Relevance has always been important, but before we lived in this very customized world, the onus was on the listeners to determine the significance of what they were hearing. There were three versions of the evening news and two versions of your hometown newspaper—you picked one that came the closest to what you believed and, over time, your ideas reflected their commentary. You did the heavy lifting. Now that we can pick and choose what messaging we are exposed to—messaging that reflects our own beliefs back to us—more of the responsibility falls to the messenger. I see this play out in the courses I teach. Learners have grown to expect that nearly all the content, and the examples used to explain it, will be precisely relevant to what they do. If what they’re learning doesn’t reflect their experience, they’ll declare it not relevant.

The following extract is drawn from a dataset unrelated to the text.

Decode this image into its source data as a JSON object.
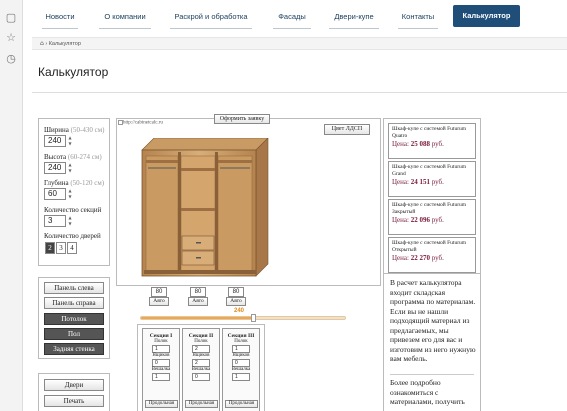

Ultimately, relevance goes back to those fundamental questions: Why are you telling this story? Why are you telling it now? Why are you telling it to me? In other words, they want to know “What’s in it for me?” or WIIFM. Listeners are searching for the answers to these questions as you talk, and if the answers aren’t obvious you’re in danger of tipping the listeners’ cognitive load. A person can only take in so much information at a time, and with all the other information you are expecting them to absorb, trying to figure out the point of your story adds an unnecessary burden.
It’s challenging to build and deliver a single, simultaneous experience that accounts for the variety of environments our learners come from, but it will be easier for learners to apply what they have learned back on the job if the lesson fits into their work contexts.